Opinion / James Chambers
A quiet place
During one of my first Monocle reporting trips to Bangkok, I remember being in a bar and trying to talk about the king before being quickly and vociferously shushed by my local companion. It was both an eye-opening and mouth-closing experience. I knew that Thailand’s lèse-majesté laws were strict but not that strict. Since then I’ve become accustomed to seeing Thai friends and interviewees point up at the sky instead of naming the monarch in public, or make coded references to Rama X as “Justin” for his Bieber-like body tattoos. As a visitor I’ve been forced to play along with this charade too, so coming back to Hong Kong was always a breath of fresh air and of free speech; we literally could say anything. Not any more.
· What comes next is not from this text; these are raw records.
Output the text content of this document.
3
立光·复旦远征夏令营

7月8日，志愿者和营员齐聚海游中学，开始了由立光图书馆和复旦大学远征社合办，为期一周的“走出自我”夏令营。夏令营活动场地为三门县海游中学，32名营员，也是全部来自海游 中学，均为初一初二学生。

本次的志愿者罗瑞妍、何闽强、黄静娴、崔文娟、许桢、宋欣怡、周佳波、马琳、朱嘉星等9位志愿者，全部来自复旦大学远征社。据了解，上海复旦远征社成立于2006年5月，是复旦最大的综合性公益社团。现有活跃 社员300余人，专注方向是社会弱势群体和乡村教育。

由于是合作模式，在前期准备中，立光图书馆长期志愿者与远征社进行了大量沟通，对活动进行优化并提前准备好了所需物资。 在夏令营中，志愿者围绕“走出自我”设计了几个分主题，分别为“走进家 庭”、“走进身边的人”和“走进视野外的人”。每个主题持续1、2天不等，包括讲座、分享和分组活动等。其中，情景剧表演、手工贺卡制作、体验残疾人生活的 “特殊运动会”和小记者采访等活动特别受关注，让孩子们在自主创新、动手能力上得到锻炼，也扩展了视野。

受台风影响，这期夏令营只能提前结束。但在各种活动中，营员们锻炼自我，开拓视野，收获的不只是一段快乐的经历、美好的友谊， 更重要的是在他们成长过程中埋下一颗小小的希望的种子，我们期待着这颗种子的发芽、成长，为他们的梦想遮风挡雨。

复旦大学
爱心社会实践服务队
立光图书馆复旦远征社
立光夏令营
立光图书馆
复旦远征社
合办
One year after the introduction of the National Security Law, similar habits are beginning to creep in at home. Voices are lowered in restaurants whenever the NSL is mentioned with a waiter in earshot and hushed conversations are had in the back of taxis about friends moving to the UK; one woman recently told me that in the post-NSL era her husband simply refuses to talk about Beijing outside of their own apartment. Paranoia or a necessary precaution? Right now, we just don’t know. The police run a tip-off line that encourages the public to report any suspected national security violations. Apparently it has been ringing off the hook.
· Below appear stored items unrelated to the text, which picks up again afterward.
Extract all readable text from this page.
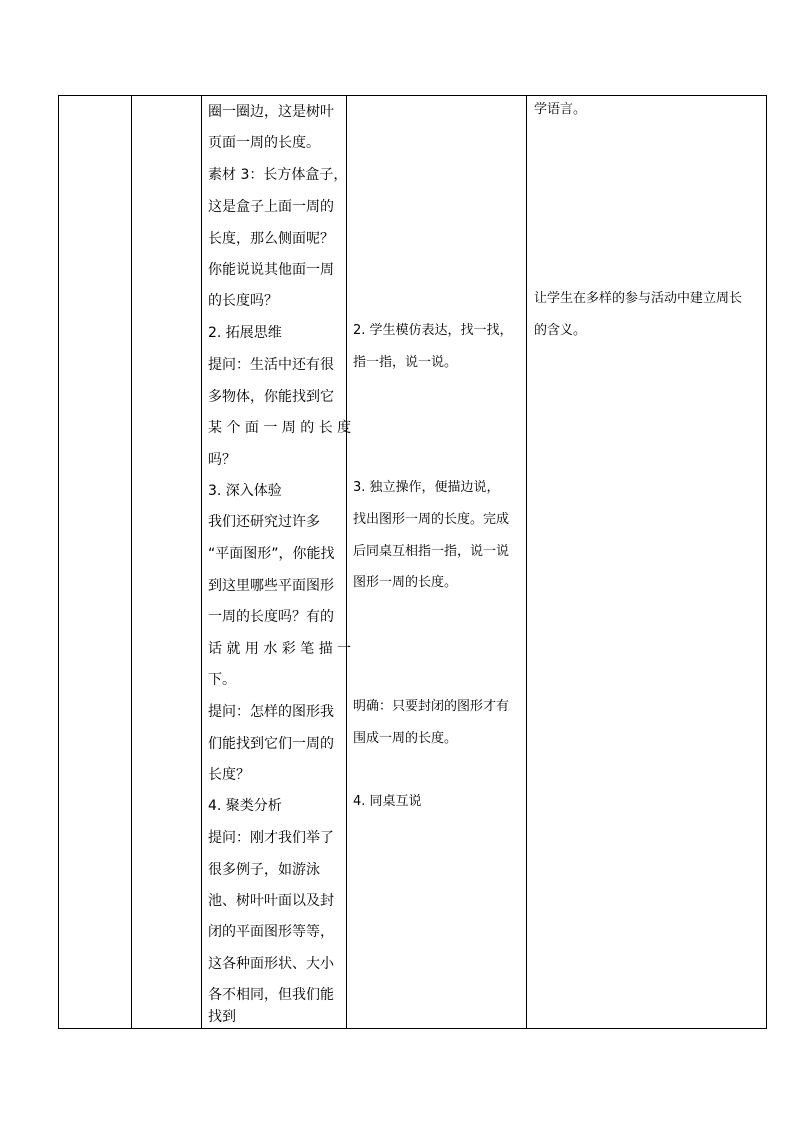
圈一圈边，这是树叶
页面一周的长度。
素材 3：长方体盒子，
这是盒子上面一周的
长度，那么侧面呢？
你能说说其他面一周
的长度吗？
2. 拓展思维
提问：生活中还有很
多物体，你能找到它
某 个 面 一 周 的 长 度
吗？
3. 深入体验
我们还研究过许多
“平面图形”，你能找
到这里哪些平面图形
一周的长度吗？有的
话 就 用 水 彩 笔 描 一
下。
提问：怎样的图形我
们能找到它们一周的
长度？
4. 聚类分析
提问：刚才我们举了
很多例子，如游泳
池、树叶叶面以及封
闭的平面图形等等，
这各种面形状、大小
各不相同，但我们能
找到
2. 学生模仿表达，找一找，
指一指，说一说。
3. 独立操作，便描边说，
找出图形一周的长度。完成
后同桌互相指一指，说一说
图形一周的长度。
明确：只要封闭的图形才有
围成一周的长度。
4. 同桌互说
学语言。
让学生在多样的参与活动中建立周长
的含义。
For all we know, there could be a lot of suspicious cats stuck up trees, conspiring to take down the government. So we go on laughing at ourselves for acting ridiculously. Chatting about Xi Jinping is not a crime. But the fear spreads. Last week I watched and waited as my formerly level-headed lunch guest insisted on switching off his phone before indulging me in a business-related natter about China – something I had only ever witnessed on the mainland. Such small, subtle changes of behaviour will probably go unnoticed by most visitors to Hong Kong; unless, that is, they also get shushed by a friend for talking too loudly about our own version of the Thai king. If that day comes to Hong Kong, it really would be unspeakable.